Gempa hanya mendengar cerita istrinya dengan seksama. Lalu, ia tersenyum. "Sekarang dia masih nyariin kamu?"

"Enggak, sih. Tadi dia pulang dengan kesal dari toko sehabis aku balas."

"Emangnya kamu balas apa?"

"Emm... tadi, pas aku dikatain sombong sama dia, aku balas 'emang dulu kamu baik banget sama aku?' begitu."

Gempa pun geleng-geleng kepala. "Berani banget kamu. Emang harusnya digituin aja. Daripada kamu terlanjur ladenin. Kita juga gak tau kalau nanti dia tiba-tiba berulah kayak dulu lagi."

(Name) pun mengangguk-angguk. "Padahal ekonomi keluarganya dari dulu baik-baik aja, loh, uang jajan dia lancar. Sekarang, dia baru putus sama pacarnya yang boros itu, masa mau ngemis ke aku?"

"Kamu tau dari mana kalau pacarnya dia itu boros?"

"Dari sosmed. Aku pernah lihat postingan atau story-nya, dia sama pacarnya lagi main di bar, jalan-jalan, date, staycation. Kayak, tiap buka story-nya pasti isinya yang kayak begitu-gitu doang bareng pacarnya. Yang kayak begitu namanya boros 'kan?"

"Yah... itu terbilang boros, kalau sedikit-sedikit harus yang mewah dan mahal."

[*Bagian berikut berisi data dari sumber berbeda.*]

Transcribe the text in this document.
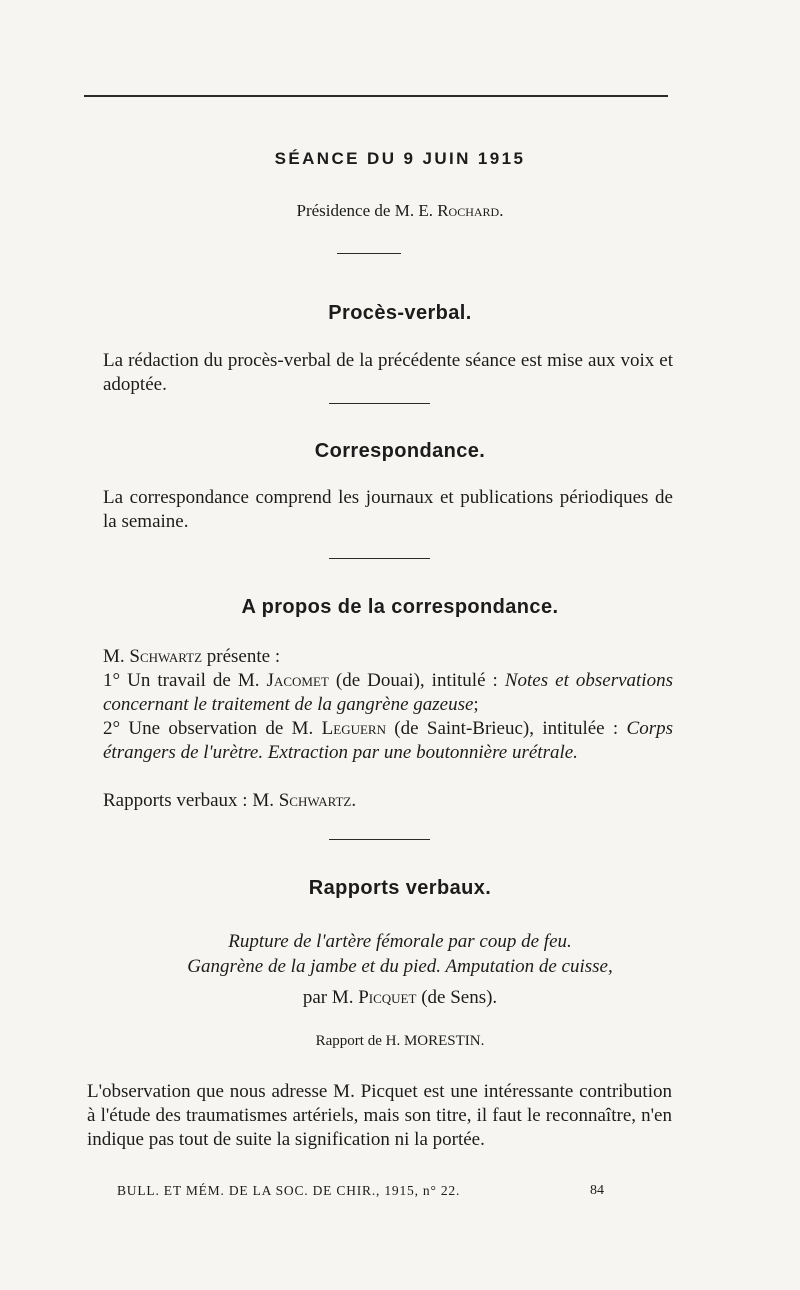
SÉANCE DU 9 JUIN 1915
Présidence de M. E. Rochard.
Procès-verbal.
La rédaction du procès-verbal de la précédente séance est mise aux voix et adoptée.
Correspondance.
La correspondance comprend les journaux et publications périodiques de la semaine.
A propos de la correspondance.
M. Schwartz présente :
1° Un travail de M. Jacomet (de Douai), intitulé : Notes et observations concernant le traitement de la gangrène gazeuse;
2° Une observation de M. Leguern (de Saint-Brieuc), intitulée : Corps étrangers de l'urètre. Extraction par une boutonnière urétrale.
Rapports verbaux : M. Schwartz.
Rapports verbaux.
Rupture de l'artère fémorale par coup de feu.
Gangrène de la jambe et du pied. Amputation de cuisse,
par M. Picquet (de Sens).
Rapport de H. MORESTIN.
L'observation que nous adresse M. Picquet est une intéressante contribution à l'étude des traumatismes artériels, mais son titre, il faut le reconnaître, n'en indique pas tout de suite la signification ni la portée.
BULL. ET MÉM. DE LA SOC. DE CHIR., 1915, n° 22.	84
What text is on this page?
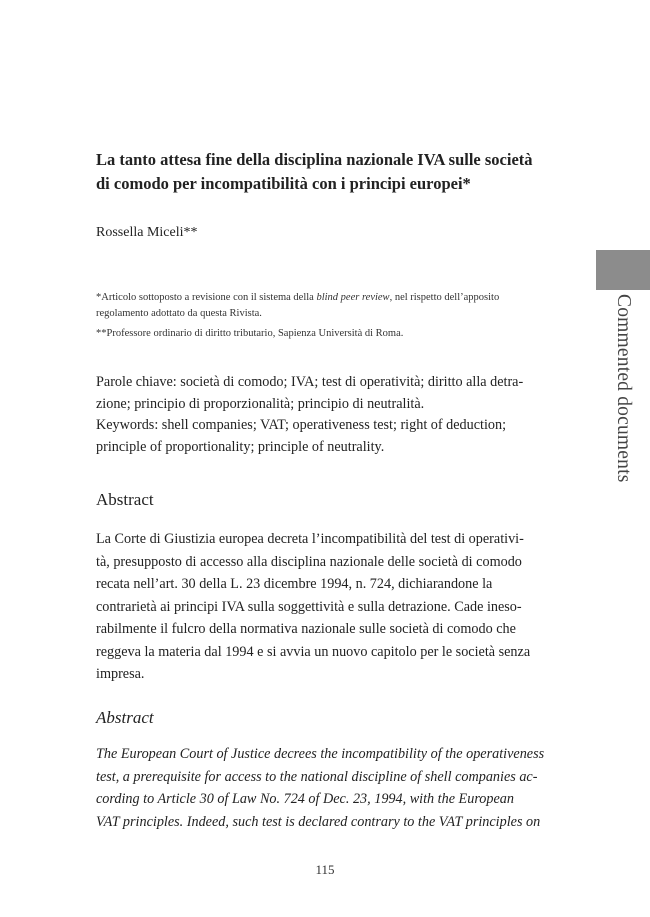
Commented documents
La tanto attesa fine della disciplina nazionale IVA sulle società
di comodo per incompatibilità con i principi europei*
Rossella Miceli**
*Articolo sottoposto a revisione con il sistema della blind peer review, nel rispetto dell’apposito
regolamento adottato da questa Rivista.
**Professore ordinario di diritto tributario, Sapienza Università di Roma.
Parole chiave: società di comodo; IVA; test di operatività; diritto alla detra-
zione; principio di proporzionalità; principio di neutralità.
Keywords: shell companies; VAT; operativeness test; right of deduction;
principle of proportionality; principle of neutrality.
Abstract
La Corte di Giustizia europea decreta l’incompatibilità del test di operativi-
tà, presupposto di accesso alla disciplina nazionale delle società di comodo
recata nell’art. 30 della L. 23 dicembre 1994, n. 724, dichiarandone la
contrarietà ai principi IVA sulla soggettività e sulla detrazione. Cade ineso-
rabilmente il fulcro della normativa nazionale sulle società di comodo che
reggeva la materia dal 1994 e si avvia un nuovo capitolo per le società senza
impresa.
Abstract
The European Court of Justice decrees the incompatibility of the operativeness
test, a prerequisite for access to the national discipline of shell companies ac-
cording to Article 30 of Law No. 724 of Dec. 23, 1994, with the European
VAT principles. Indeed, such test is declared contrary to the VAT principles on
115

"Begitulah. Tapi dia malah suka banget mainin ekonomi aku pas jaman sekolah."

"Hem, aku gak mau mikir yang gak benar tentang orang lain, tapi kayaknya dia emang gak suka sama kamu."

"Aku juga berpikir begitu dari lama."

"... Lalu, kenapa masih mau temenan pas kalian masih SMK?"

"Pas itu aku gak tau apa-apa. Katanya, kalau aku gak nurut, dia bakal jauhin aku."